At 33,000 feet, levitating between earth and sky on a pallet of white clouds, I am neither here nor there. With no watch and with the cell phone turned off, I don't know the time. All the faces are the faces of strangers.
Flying always produces in me, contrary to what I would have imagined before ever taking my first plane trip, a meditative state. What is done is done. What is behind is behind. My usual tendency to re-examine, re-hash, re-live gets checked at the gate and, if I'm lucky, lost somewhere in the airport.
At 33,000 feet it is all anticipation.
But the plane can't stay suspended in the ether forever. Eventually it has to land. It must begin the slow, angled drop that will deposit me onto tarmac, into time. And with the descent comes the pain.
I understand the physiology: unequal pressure between the middle ear and the cabin of the airplane, pressure that can't be equalized as it normally would be by the Eustachian tube because the tube is blocked. And since the air flow is blocked the eardrum gets stretched; with the stretching comes the pain.
The only thing that makes it bearable is the knowledge that it won't last forever and that what awaits me on the ground is worth it.
Today, as I feel the pressure building, transforming itself from annoyance to discomfort to measurable pain, what awaits me on the ground are cooler temperatures and the hugs of two towheads. Not a bad tradeoff. So I move my jaw up and down and back and forth, pump my finger in and out of my ear like a mascara wand, close my eyes and visualize 82 degrees and a light wind.
And I find myself considering how often I have done just that in a less literal, more emotional way. How often I've been flying high, oblivious to everything not in Seat 27D, responsible for nothing beyond keeping my seatbelt fastened when I gradually became aware of a growing buzz, something not exactly a noise, clearly not a voice, but definitely a sound rising in my ears. Aware, but not bothered.
How the buzzing got louder and interfered with my self-centered thoughts, got louder still and started pushing those thoughts out with something like a dull ache that grew into a sting into a throb, ignorable no longer. How most of the time, at just about the moment I thought I'd rather cut off that ear than hear what was being whispered into it, my plane touched safely down and rolled to a stop.
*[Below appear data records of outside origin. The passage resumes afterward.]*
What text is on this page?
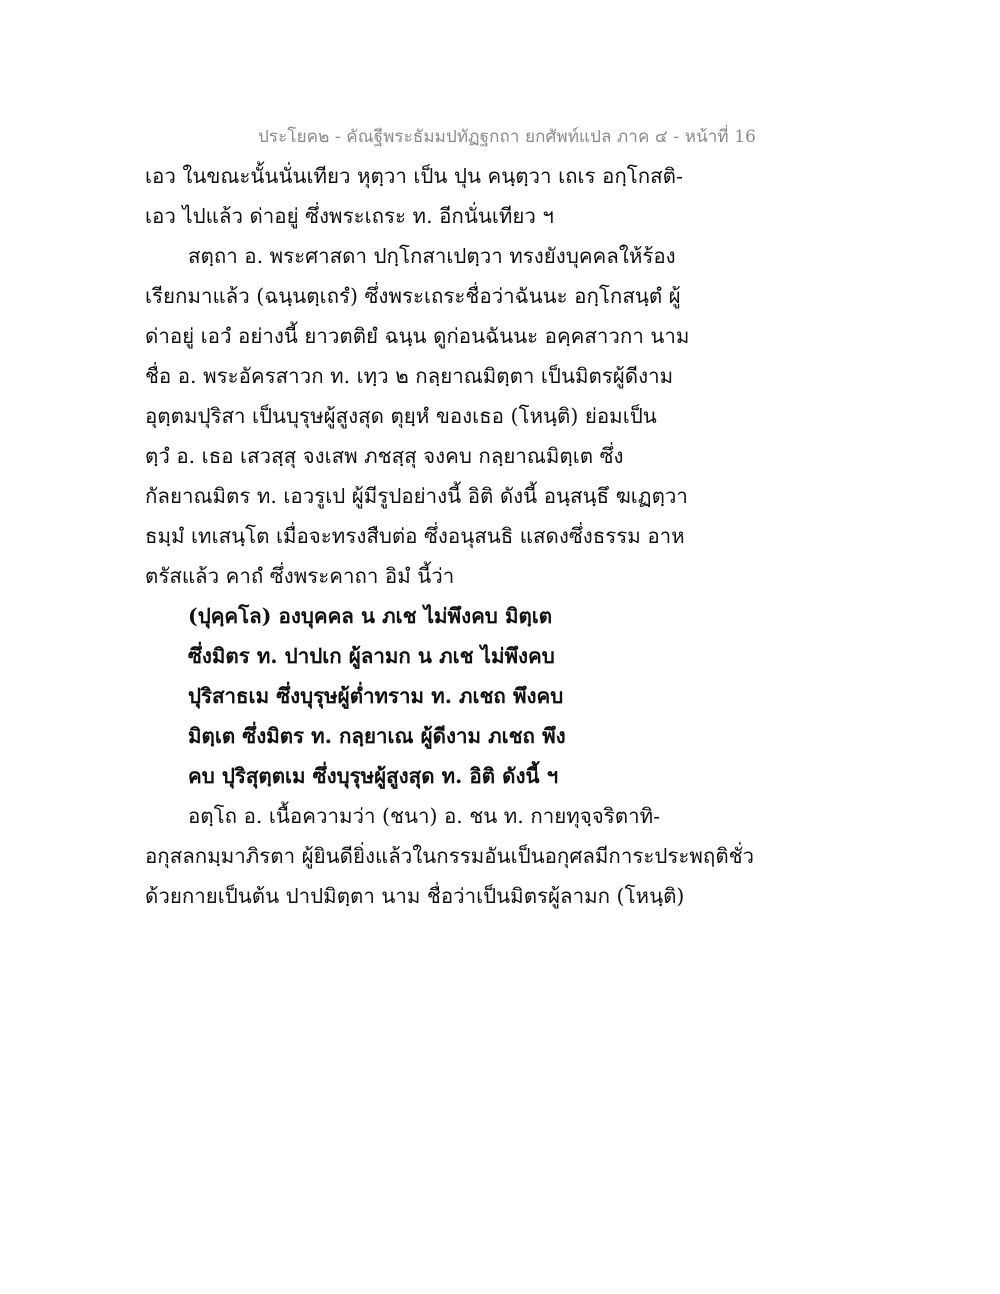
ประโยค๒ - คัณฐีพระธัมมปทัฏฐกถา ยกศัพท์แปล ภาค ๔ - หน้าที่ 16
เอว ในขณะนั้นนั่นเทียว หุตฺวา เป็น ปุน คนฺตฺวา เถเร อกฺโกสติ-
เอว ไปแล้ว ด่าอยู่ ซึ่งพระเถระ ท. อีกนั่นเทียว ฯ
สตฺถา อ. พระศาสดา ปกฺโกสาเปตฺวา ทรงยังบุคคลให้ร้อง
เรียกมาแล้ว (ฉนฺนตฺเถรํ) ซึ่งพระเถระชื่อว่าฉันนะ อกฺโกสนฺตํ ผู้
ด่าอยู่ เอวํ อย่างนี้ ยาวตติยํ ฉนฺน ดูก่อนฉันนะ อคฺคสาวกา นาม
ชื่อ อ. พระอัครสาวก ท. เทฺว ๒ กลฺยาณมิตฺตา เป็นมิตรผู้ดีงาม
อุตฺตมปุริสา เป็นบุรุษผู้สูงสุด ตุยฺหํ ของเธอ (โหนฺติ) ย่อมเป็น
ตฺวํ อ. เธอ เสวสฺสุ จงเสพ ภชสฺสุ จงคบ กลฺยาณมิตฺเต ซึ่ง
กัลยาณมิตร ท. เอวรูเป ผู้มีรูปอย่างนี้ อิติ ดังนี้ อนฺสนฺธึ ฆเฏตฺวา
ธมฺมํ เทเสนฺโต เมื่อจะทรงสืบต่อ ซึ่งอนุสนธิ แสดงซึ่งธรรม อาห
ตรัสแล้ว คาถํ ซึ่งพระคาถา อิมํ นี้ว่า
(ปุคฺคโล) องบุคคล น ภเช ไม่พึงคบ มิตฺเต
ซึ่งมิตร ท. ปาปเก ผู้ลามก น ภเช ไม่พึงคบ
ปุริสาธเม ซึ่งบุรุษผู้ต่ำทราม ท. ภเชถ พึงคบ
มิตฺเต ซึ่งมิตร ท. กลฺยาเณ ผู้ดีงาม ภเชถ พึง
คบ ปุริสุตฺตเม ซึ่งบุรุษผู้สูงสุด ท. อิติ ดังนี้ ฯ
อตฺโถ อ. เนื้อความว่า (ชนา) อ. ชน ท. กายทุจฺจริตาทิ-
อกุสลกมฺมาภิรตา ผู้ยินดียิ่งแล้วในกรรมอันเป็นอกุศลมีการะประพฤติชั่ว
ด้วยกายเป็นต้น ปาปมิตฺตา นาม ชื่อว่าเป็นมิตรผู้ลามก (โหนฺติ)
And how, just as I was dragging my suitcase off the carousel at baggage claim, the words came, in clear translation and with the impact of a left hook, to show me the way to the parking lot and beyond.
The intercom crackles and breaks my train of thought. "We have been cleared to land," says the man in the navy blue suit behind the metal door. "Please return your seats to an upright position," instructs the flight attendant. I look out the tiny window; the clouds have disappeared and I can see buildings and highways and green.
Forrest Gump thought life was like a box of chocolates. Poets have offered that life is like a river, a coin, a journey, a battle, a puzzle. Today I'm thinking that life is a lot like a plane ride from Savannah to Baltimore with a layover in Atlanta. And I'm thinking that what I got for my money was more than biscotti cookies and "Thank you for flying Delta."